Frédéric Sojcher mène une double vie professionnelle:
- D'une part, il réalise des films depuis son adolescence. Le dernier en date est un court-métrage intitulé Climax et interprété par Patrick Chesnais et Lorànt Deutsch. HH est son troisième long-métrage. Auparavant, il a réalisé Regarde-moi en 2000 et un documentaire, Cinéastes à tout prix en 2004, lequel a été choisi au Festival de Cannes en sélection officielle mais hors compétition.
- D'autre part, il est maître de conférences à l'Université de Paris 1. Il a écrit ou participé à plus de quinze ouvrages sur le cinéma, dont Cinéma européen et identités culturelles (1996), Luc Besson: Un Don Quichotte face à Hollywood? (2005), La direction d'acteur (2008), Le Manifeste du cinéaste (2009), et Pratiques du cinéma (2011) où il évoque son parcours bilatéral d'enseignant et de cinéaste ainsi que le tournage et la postproduction du film HH, Hitler à Hollywood.
Dans Cinéastes à tout prix, Frédéric Sojcher se focalise sur trois cinéastes autodidactes qui parviennent à réaliser des longs métrages sans bénéficier d'aucun moyen.

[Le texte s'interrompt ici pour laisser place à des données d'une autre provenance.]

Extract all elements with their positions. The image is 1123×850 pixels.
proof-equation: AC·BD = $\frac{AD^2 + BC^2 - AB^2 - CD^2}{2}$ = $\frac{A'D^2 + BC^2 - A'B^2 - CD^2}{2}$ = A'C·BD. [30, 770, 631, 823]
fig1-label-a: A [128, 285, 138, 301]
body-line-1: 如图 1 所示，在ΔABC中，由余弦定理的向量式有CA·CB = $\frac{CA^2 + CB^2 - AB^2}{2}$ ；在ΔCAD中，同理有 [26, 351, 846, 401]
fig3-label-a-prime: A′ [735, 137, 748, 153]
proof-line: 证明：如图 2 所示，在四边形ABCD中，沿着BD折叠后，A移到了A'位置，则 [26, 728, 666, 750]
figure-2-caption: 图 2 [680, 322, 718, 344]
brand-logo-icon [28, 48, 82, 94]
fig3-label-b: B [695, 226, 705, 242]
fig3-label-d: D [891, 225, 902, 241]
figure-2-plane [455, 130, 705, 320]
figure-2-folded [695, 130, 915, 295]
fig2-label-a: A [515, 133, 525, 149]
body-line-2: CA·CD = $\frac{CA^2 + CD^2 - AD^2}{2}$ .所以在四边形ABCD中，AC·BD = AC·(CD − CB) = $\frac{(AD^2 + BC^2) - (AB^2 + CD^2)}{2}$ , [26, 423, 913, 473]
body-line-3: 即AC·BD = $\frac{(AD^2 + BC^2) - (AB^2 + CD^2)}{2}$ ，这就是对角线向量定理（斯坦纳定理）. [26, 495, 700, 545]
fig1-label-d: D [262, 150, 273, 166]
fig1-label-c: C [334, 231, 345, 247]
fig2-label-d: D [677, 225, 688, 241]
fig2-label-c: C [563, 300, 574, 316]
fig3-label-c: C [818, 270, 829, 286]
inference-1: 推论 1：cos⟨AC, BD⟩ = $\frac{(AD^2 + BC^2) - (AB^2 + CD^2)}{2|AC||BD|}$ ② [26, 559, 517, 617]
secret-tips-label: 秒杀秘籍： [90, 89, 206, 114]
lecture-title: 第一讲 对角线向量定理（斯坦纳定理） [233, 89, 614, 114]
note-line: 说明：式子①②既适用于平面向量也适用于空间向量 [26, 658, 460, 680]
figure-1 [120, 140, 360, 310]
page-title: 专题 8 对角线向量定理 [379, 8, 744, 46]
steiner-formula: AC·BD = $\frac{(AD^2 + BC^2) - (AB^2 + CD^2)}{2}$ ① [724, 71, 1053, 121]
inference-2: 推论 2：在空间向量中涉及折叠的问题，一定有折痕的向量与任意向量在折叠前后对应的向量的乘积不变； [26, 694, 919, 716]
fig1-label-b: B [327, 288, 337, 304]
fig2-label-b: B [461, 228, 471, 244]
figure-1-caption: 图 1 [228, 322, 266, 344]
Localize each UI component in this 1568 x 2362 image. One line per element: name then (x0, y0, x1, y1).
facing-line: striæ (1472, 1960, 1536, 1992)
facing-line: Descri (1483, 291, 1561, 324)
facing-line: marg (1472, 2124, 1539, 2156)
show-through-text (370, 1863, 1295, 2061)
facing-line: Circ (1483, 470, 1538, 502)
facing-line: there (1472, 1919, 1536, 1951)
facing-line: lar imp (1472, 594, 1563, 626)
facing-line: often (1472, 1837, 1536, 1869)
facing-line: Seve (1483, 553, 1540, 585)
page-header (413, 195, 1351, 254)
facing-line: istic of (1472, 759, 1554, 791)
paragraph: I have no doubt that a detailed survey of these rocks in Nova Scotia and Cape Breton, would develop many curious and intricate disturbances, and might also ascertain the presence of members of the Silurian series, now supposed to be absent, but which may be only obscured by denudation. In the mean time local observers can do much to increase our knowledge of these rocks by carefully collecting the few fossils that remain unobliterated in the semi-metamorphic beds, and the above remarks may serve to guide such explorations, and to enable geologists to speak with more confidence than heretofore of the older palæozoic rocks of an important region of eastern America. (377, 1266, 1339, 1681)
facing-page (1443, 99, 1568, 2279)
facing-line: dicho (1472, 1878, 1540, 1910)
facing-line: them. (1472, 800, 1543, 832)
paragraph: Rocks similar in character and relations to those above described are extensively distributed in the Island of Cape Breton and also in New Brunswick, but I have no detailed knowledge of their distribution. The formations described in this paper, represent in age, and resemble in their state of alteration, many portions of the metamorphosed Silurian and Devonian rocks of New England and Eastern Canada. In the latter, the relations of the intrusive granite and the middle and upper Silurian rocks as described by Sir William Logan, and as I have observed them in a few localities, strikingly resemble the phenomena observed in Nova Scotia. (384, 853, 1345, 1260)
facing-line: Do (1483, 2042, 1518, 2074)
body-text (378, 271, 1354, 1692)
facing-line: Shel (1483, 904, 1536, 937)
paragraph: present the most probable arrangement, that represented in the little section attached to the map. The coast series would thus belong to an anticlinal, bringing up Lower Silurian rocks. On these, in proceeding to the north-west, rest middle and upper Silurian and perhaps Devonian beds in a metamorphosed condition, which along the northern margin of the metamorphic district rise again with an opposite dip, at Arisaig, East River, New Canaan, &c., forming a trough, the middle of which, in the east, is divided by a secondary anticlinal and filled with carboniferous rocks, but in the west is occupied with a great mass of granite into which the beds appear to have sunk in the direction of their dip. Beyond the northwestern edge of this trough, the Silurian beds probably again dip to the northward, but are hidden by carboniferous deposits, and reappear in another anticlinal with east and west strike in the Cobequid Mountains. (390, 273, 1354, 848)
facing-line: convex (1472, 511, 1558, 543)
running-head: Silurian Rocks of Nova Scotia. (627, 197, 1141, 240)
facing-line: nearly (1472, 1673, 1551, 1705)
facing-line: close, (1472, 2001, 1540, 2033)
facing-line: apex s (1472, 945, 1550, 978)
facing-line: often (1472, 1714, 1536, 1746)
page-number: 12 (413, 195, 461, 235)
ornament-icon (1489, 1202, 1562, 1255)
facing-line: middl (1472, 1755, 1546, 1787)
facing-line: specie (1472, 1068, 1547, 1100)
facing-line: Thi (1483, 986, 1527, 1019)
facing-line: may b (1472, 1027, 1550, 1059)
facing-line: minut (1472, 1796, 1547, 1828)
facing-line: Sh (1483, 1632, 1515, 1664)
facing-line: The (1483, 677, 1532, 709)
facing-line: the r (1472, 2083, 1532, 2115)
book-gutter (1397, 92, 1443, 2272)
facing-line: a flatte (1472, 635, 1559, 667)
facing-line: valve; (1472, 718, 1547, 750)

Ils réinventent les règles et proposent une alternative aux circuits dominants. Le cinéma représente à part entière une existence, et même "la vraie vie". De l'aveu de Sojcher, HH Hitler à Hollywood a plusieurs points communs avec Cinéastes à tout prix, notamment en ce qui concerne la passion et le pouvoir du cinéma.
Le scénario a été écrit avec Renaud Andris et Lionel Samain qui souhaitaient voir sur écran un thriller autour du cinéma européen. La scénariste et romancière Catherine Rihoit a participé à la rédaction du script final. De vrais événements historiques et des situations totalement inventées se juxtaposent ainsi les uns à côté des autres.
Maria de Medeiros avait déjà tourné dans un court-métrage de Frédéric Sojcher, A comme Acteur. L'actrice portugaise et le cinéaste français sont toujours restés en contact. Connaissant son attachement au cinéma européen, Sochjer a fait appel à Maria de Medeiros pour tourner Hitler à Hollywood.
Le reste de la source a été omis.